The mystery of Annie’s Naturals ketchup
It had never occurred to me to check the Web site as well. I know now, though.
One lesson came courtesy of The Nut Free Mom's blog post on discrepancies she's noticed between ice-cream cartons and manufacturers' Web sites. The other came when I was poking around Annie's Naturals Web site and happened to notice that, online, the ketchup carries a peanut warning. As of last month, though, there is no warning on the bottle labels.
Annie's ketchup is a staple in our house. It's expensive, but it's the only brand I've found without garlic. Before I discovered Annie's, I'd tried making ketchup for garlic-allergic Big Guy, but the results ranged from inedible to pretty bad.
I emailed the company to find out which was correct, the label or the Web site. The Web site, the company said. But with a big caveat.
The company said its food-safety programs are audited regularly and that handling of the Big Eight allergens - wheat, soy, egg, peanut, shellfish, fish, milk and tree nuts - follows strict protocol that includes washing equipment after one of those allergens is processed.

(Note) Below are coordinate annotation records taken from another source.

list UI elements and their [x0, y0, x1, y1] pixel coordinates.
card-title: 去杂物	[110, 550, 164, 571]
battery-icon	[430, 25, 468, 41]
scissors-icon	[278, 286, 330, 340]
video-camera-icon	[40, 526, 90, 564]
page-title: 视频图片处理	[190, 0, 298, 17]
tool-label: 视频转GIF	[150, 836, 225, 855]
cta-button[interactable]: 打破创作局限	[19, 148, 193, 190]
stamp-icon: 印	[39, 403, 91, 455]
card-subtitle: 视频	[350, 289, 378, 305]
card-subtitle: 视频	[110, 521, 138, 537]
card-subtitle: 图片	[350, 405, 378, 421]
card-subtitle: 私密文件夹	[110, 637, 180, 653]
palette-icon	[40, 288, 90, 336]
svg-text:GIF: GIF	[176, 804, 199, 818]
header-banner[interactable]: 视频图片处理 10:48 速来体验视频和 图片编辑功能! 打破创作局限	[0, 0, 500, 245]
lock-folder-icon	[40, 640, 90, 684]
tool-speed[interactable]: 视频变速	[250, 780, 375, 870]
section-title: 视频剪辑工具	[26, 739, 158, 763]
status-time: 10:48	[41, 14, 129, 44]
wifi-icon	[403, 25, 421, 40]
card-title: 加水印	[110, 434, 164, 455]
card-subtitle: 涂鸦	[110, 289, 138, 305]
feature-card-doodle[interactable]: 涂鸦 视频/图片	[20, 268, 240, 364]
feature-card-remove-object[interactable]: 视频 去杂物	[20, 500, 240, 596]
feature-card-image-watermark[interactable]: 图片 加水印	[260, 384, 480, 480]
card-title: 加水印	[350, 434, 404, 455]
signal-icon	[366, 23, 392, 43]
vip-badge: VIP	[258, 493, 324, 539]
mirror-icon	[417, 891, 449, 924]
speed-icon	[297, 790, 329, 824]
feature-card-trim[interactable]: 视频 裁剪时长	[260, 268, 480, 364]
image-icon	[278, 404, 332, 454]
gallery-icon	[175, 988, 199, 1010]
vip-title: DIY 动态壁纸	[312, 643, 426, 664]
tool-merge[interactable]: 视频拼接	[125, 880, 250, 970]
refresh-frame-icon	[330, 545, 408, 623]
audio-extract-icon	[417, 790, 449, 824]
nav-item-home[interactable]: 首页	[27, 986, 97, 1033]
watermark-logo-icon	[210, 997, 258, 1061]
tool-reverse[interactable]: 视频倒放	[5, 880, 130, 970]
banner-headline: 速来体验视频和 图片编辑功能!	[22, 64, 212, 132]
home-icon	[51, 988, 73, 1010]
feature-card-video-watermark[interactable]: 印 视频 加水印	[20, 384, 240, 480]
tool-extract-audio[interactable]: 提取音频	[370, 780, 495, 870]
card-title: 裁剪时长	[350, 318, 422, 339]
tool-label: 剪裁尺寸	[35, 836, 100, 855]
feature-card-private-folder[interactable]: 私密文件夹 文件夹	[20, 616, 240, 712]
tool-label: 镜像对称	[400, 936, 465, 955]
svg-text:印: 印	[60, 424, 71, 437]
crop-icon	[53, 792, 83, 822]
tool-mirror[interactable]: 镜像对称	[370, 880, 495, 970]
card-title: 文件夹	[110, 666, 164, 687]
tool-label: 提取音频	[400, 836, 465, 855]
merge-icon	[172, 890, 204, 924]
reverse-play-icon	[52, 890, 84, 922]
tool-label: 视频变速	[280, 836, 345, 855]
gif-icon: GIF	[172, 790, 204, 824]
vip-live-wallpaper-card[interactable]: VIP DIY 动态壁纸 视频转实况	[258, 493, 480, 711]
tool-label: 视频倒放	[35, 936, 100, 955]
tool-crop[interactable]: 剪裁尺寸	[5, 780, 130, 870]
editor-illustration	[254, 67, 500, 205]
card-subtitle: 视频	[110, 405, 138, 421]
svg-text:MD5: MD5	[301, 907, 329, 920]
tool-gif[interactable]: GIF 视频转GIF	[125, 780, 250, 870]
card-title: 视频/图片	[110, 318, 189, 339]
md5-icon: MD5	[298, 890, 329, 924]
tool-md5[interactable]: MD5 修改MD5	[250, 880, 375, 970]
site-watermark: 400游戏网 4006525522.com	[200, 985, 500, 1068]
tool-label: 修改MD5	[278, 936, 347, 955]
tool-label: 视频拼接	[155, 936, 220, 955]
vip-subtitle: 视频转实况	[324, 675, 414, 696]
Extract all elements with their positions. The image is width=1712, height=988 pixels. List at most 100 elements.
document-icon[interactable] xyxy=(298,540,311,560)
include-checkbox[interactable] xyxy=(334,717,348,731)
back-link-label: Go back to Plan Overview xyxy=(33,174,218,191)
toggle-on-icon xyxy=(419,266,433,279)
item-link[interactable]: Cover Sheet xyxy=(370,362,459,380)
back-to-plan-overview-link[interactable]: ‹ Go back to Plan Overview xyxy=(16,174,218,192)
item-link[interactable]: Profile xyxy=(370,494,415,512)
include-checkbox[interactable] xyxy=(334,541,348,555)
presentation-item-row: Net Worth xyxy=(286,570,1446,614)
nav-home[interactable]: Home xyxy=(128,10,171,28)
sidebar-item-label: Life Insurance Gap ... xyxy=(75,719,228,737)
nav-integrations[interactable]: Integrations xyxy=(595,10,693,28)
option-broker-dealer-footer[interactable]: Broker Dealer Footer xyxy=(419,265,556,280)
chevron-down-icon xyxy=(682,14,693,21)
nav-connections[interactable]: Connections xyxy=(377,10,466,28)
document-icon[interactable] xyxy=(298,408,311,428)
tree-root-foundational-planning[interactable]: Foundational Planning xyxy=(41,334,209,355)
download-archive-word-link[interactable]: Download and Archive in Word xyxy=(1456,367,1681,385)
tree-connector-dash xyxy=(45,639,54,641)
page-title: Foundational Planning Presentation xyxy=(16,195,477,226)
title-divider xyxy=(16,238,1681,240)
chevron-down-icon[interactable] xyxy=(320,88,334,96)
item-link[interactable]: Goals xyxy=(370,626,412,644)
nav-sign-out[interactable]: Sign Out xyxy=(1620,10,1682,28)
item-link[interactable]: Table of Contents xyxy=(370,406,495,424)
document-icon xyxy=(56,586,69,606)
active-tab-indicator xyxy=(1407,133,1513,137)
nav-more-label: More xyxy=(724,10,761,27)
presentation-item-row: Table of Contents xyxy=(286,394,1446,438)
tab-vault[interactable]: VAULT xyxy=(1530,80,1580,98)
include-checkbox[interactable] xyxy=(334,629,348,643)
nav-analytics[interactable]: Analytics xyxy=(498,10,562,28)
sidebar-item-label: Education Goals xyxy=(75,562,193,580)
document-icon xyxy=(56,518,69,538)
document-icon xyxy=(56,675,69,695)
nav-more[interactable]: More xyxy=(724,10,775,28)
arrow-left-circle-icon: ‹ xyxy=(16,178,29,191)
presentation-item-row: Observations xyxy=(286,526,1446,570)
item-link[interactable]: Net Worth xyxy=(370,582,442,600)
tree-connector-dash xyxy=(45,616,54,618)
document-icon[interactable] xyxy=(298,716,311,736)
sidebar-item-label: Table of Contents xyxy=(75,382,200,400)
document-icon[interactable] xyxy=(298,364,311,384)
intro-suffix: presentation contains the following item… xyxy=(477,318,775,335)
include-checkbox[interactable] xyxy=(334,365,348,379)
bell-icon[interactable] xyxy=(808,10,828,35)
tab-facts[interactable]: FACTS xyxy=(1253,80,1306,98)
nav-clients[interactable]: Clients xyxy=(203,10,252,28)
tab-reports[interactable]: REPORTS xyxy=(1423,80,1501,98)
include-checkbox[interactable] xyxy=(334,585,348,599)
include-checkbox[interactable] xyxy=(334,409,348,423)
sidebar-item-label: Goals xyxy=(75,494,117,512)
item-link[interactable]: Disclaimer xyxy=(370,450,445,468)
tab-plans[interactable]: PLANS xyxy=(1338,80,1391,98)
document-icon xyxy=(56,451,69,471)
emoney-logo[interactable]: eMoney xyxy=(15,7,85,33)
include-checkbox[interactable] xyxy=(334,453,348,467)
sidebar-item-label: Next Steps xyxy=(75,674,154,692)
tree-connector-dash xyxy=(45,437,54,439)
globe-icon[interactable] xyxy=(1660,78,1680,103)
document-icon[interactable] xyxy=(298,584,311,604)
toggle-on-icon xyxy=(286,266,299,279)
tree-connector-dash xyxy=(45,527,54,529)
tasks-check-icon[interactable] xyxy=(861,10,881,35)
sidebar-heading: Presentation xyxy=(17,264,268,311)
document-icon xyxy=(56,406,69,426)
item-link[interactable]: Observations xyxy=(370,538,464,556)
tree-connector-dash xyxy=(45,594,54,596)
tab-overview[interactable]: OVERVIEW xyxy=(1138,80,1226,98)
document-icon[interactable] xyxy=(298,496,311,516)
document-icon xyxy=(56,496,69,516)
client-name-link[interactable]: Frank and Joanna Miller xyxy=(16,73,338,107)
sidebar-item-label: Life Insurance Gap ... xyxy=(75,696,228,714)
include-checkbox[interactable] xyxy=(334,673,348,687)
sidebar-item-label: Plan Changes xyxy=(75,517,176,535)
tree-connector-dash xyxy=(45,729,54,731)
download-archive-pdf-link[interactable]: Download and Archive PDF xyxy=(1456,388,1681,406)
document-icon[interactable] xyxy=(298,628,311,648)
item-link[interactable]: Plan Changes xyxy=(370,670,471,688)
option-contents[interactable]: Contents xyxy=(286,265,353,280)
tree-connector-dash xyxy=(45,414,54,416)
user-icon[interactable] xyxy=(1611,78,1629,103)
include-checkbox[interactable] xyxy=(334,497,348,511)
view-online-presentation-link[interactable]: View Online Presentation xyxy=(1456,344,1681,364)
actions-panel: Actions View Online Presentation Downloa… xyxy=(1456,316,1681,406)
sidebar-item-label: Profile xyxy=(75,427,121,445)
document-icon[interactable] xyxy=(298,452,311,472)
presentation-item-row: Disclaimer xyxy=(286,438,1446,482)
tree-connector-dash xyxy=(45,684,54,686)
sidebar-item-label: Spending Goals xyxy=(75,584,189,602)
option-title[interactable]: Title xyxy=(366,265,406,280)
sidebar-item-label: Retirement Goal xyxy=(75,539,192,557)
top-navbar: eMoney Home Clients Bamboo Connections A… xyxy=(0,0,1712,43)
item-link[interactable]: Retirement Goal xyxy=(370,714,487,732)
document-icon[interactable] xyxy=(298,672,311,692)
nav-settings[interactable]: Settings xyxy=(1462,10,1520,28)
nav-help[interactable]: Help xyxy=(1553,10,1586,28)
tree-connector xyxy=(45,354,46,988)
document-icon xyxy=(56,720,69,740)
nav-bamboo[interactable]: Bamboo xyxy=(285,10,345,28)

So, even though the ketchup is processed on charged equipment, I feel comfortable continuing to use it. It doesn't meet my gold standard - an allergen-free plant - but at least I know they wash equipment between runs.
I've been fooled before, though - just weeks after Van's assured me that it took similar care to prevent cross-contamination, it had a recall for allergen-contaminated products.